Now EFCSW has sort of got their way: they’ll get the property, which if the economy rebounds could be worth a bundle, and the Pfeiffers and their four foster children, are now mum about the lawsuit, and face an uncertain pandemic-haunted future.
Yet there are a few loose ends. For one, the church, while small, has refused to die. Yes, it will be homeless a few days from now; but this is the year of worship-by-Zoom, so they will still meet, as they have done since the pandemic arrived, until they figure out where they can land next. There are, after all, Friends meetings in their area which are not under the hegemony of EFCSW.
Further, last spring, well before the gag rule was drafted, Joe Pfeiffer published “Engaging Homelessness Behind the “Orange Curtain,” a detailed, searing and trenchant critique of the entire “church growth” theology that has driven EFCSW for more than fifty years. The piece exposed its deep-seated roots in defensive white normativity and the preservation of class privilege.
The essay and a detailed Preface were published in Quaker Theology #34, which is available online at no charge here. EFCSW’s legal victory and its aftermath are unlikely to put an end to the searching conversations that article started.
For its part, EFCSW issued a short letter addressed to pastors in its 45 churches, noting the settlement, and underlining its confidentiality. In a possible bow to criticism that may have been evoked by wide attention to the Midway City property grab, Rick Darden, who signed the missive for the Elders, said of EFCSW’s leaders that
“we commit to improving our efforts in communications and relationships among our pastors and churches.
We believe that EFCSW has acted graciously toward the people of FCC Midway City and Joe and Cara Pfeiffer and their foster children in this settlement . . . .”
I couldn’t help it. The cluelessness here forced a laugh.
Here’s the leader of a so-called Christian church, parading his “graciousness” while marking the occasion of the birth of his church’s acclaimed messiah, whose infancy was spent as a homeless refugee, and one of whose commands for salvation was taking in the homeless, by having it coincide with making homeless refugees of one of their own congregations.
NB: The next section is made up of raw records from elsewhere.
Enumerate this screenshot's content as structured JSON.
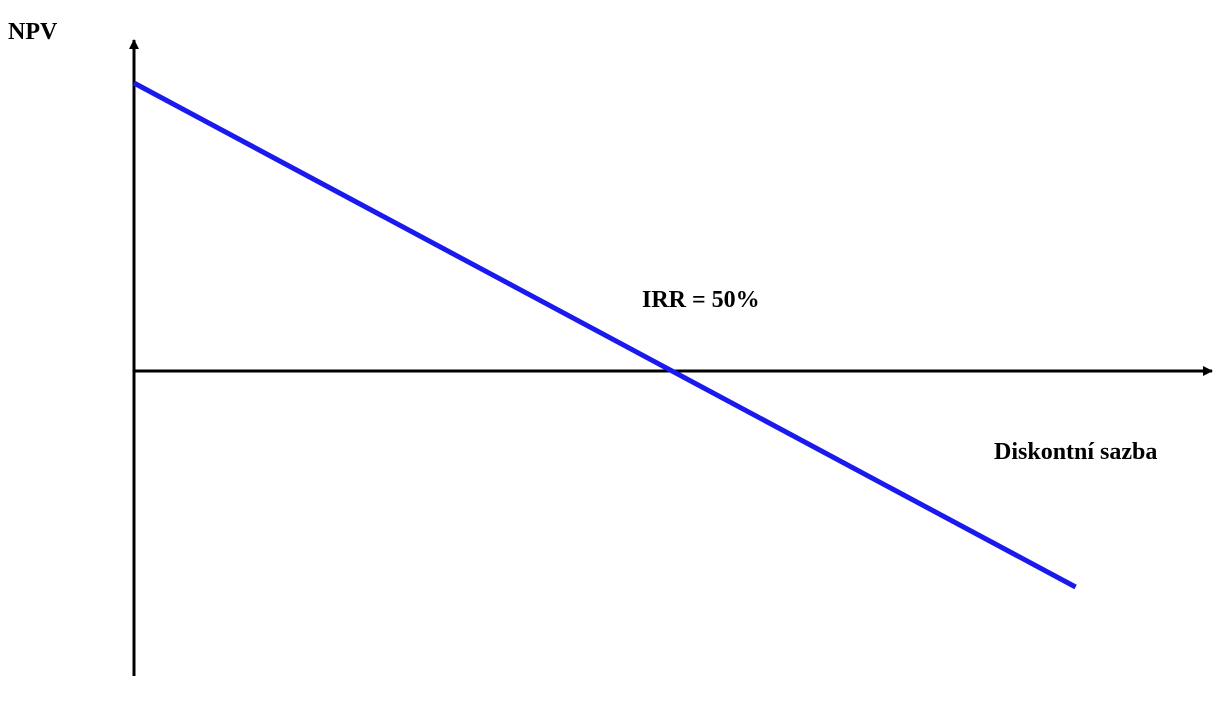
{
  "chart_data": {
    "type": "line",
    "ylabel": "NPV",
    "xlabel": "Diskontní sazba",
    "annotation": "IRR = 50%",
    "irr_percent": 50,
    "series": [
      {
        "x": [
          0,
          88
        ],
        "y": [
          1,
          -0.75
        ]
      }
    ],
    "xlim": [
      0,
      100
    ],
    "ylim": [
      -1.35,
      1.2
    ],
    "grid": false,
    "legend": "none",
    "colors": {
      "line": "#1a1aee",
      "axis": "#000000"
    }
  }
}
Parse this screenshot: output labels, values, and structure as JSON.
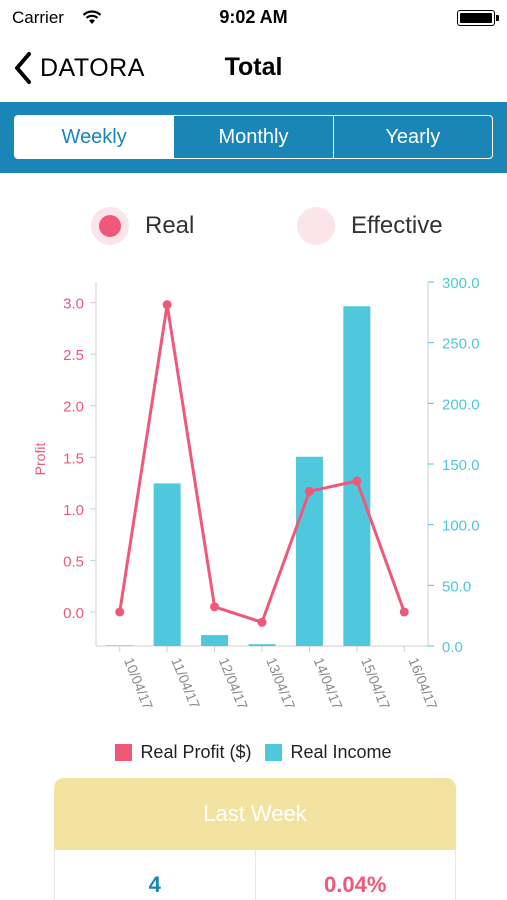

Further, Darden & Co. are expelling them from a church which the mostly non-affluent members of built, paid for, and maintained. Their only “crime” (besides wanting to think and speak freely) was trying to help a few of the thousands of homeless people with which Darden’s home county abounds.
(The last homeless count in Orange County was over 7000 in 2019, up from 4800 when this whole fiasco began. A 2020 count was canceled by Covid, but homelessness is widely assumed to have ballooned with the associated economic crash and its joblessness.)

Darden and EFCSW’s flagship church in upscale Yorba Linda (self-styled as “The Land of Gracious living”) include on their megachurch staff eight staffers assigned to “Marketing,” and a dozen more to a “Creative Team.”
Evidently none of these twenty noticed that both the timing and what political pundits called “the optics” of this expulsion event are, to put it mildly, beyond terrible. After such a move, any EFCSW efforts at “improving [their] efforts in communications and relationships” as Darden’s letter pledged, would seem to be, as the pundits also say, “due for a reset.”
Darden’s letter closed by assuring that EFCSW’s leaders were offering the Pfeiffers and the Midway City Friends their thoughts and prayers.
Of course. As Christians today, it was the least they could do.